Felch plans to create an open source platform to publish “records and photographs documenting the illicit trade in looted antiquities.” He will then encourage experts and knowledgeable citizens to visit the site, tentatively known as WikiLoot, to help identify and locate the stolen objects. While the first chunk of records and photos will be centered on art from Italy and Greece – investigators there have recently seized a plethora of records – Felch hopes to expand the project to art from other areas of the world.
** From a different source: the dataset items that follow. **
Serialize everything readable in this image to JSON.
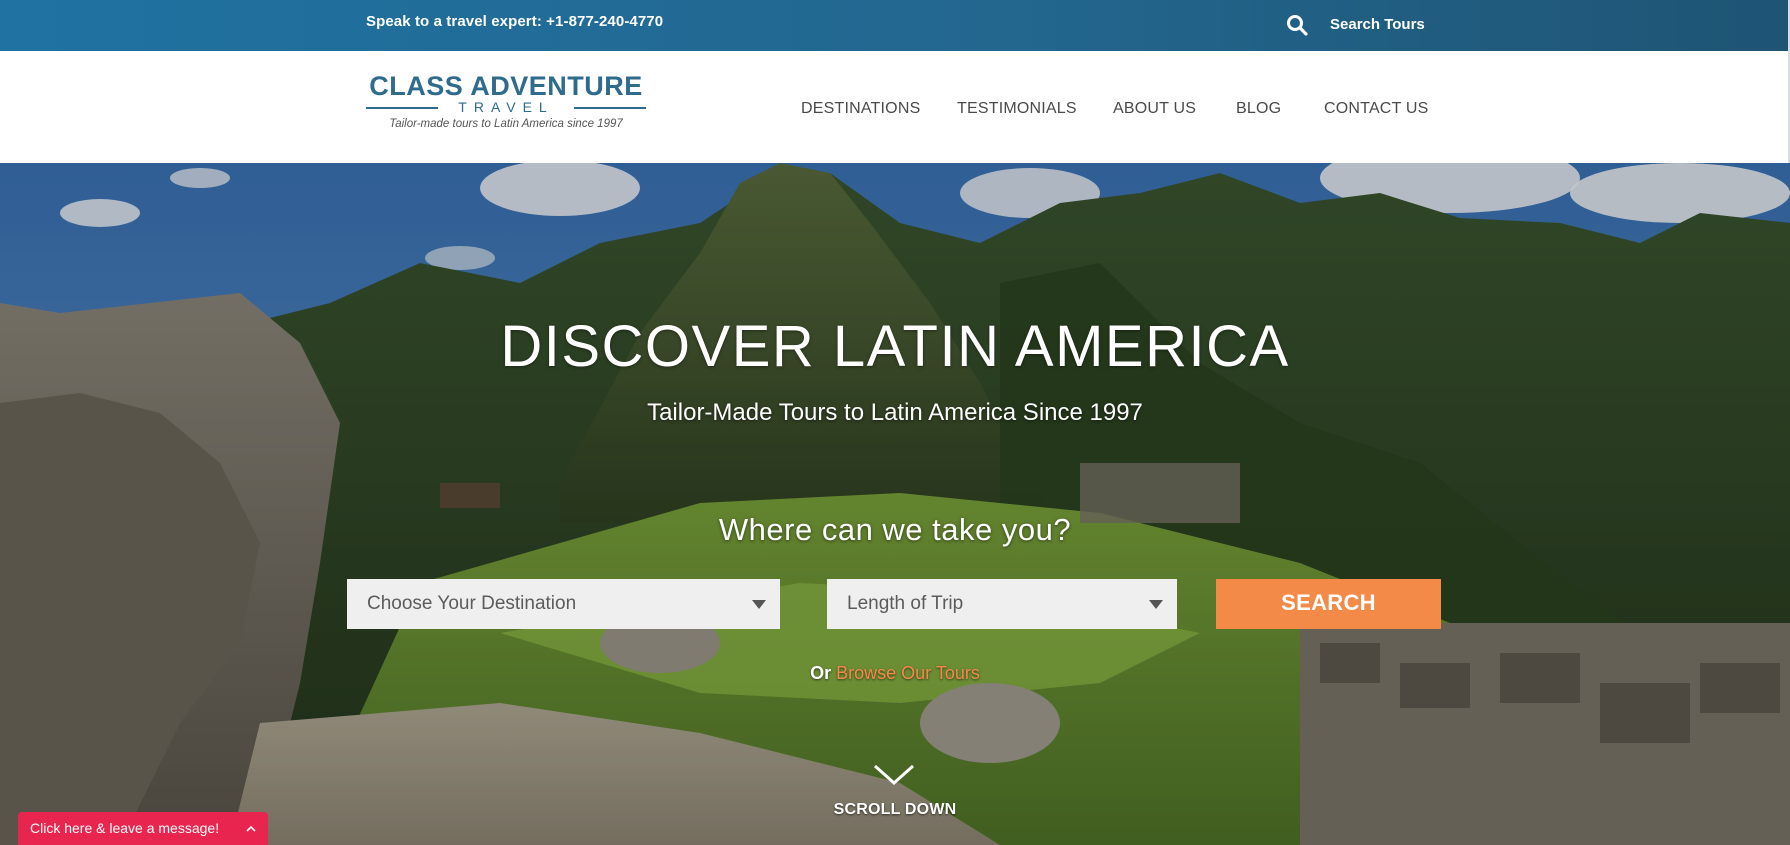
{
  "topbar": {
    "phone_text": "Speak to a travel expert: +1-877-240-4770",
    "search_label": "Search Tours",
    "icon": "search-icon"
  },
  "logo": {
    "main": "CLASS ADVENTURE",
    "sub": "TRAVEL",
    "tagline": "Tailor-made tours to Latin America since 1997"
  },
  "nav": {
    "items": [
      {
        "label": "DESTINATIONS"
      },
      {
        "label": "TESTIMONIALS"
      },
      {
        "label": "ABOUT US"
      },
      {
        "label": "BLOG"
      },
      {
        "label": "CONTACT US"
      }
    ]
  },
  "hero": {
    "title": "DISCOVER LATIN AMERICA",
    "subtitle": "Tailor-Made Tours to Latin America Since 1997",
    "question": "Where can we take you?",
    "destination_select": "Choose Your Destination",
    "length_select": "Length of Trip",
    "search_button": "SEARCH",
    "or_text": "Or",
    "browse_link": "Browse Our Tours",
    "scroll_text": "SCROLL DOWN"
  },
  "chat": {
    "label": "Click here & leave a message!",
    "icon": "chevron-up-icon"
  },
  "colors": {
    "topbar": "#23678f",
    "accent_orange": "#f48a48",
    "logo_blue": "#2e6b8c",
    "chat_red": "#e8254f"
  }
}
“This is a worldwide problem,” Felch emphasized at an Authors@Google talk. “It’s one that involves Southeast Asia, it’s one that involves pre-Columbian art, and there are similar types of archives, I am told, of objects and of middle men in the trade from these communities. So my idea is to build on what you’ve got – in this case it's classical antiquities – and then… build it out, as it grows.”

The illegal art trade is a lucrative one, worth up to $6 billion a year. Crowdsourcing the analysis of the archives seized in Europe will not only help experts identify and track down the art objects, but also raise awareness of the issue.

“The public doesn’t completely understand the scope of the problem,” Felch continued. “I think particularly in the United States, there’s a sense that looting is a victimless crime, because we don’t see the devastation of the archaeological sites; they’re not, for the most part, here. So I think public awareness is a big part of this, and I’d like for there to be a way in which the public could engage in this.”

Currently, Felch and his team are still hashing out the specifics of the project. The team submitted a proposal to the Knight News Challenge that failed to secure funding; they are planning to enter the next round of the competition, which opens on May 31. With more publicity, we hope that Felch and his team will be able to secure the funding needed to create the platform, and we will continue to monitor their project.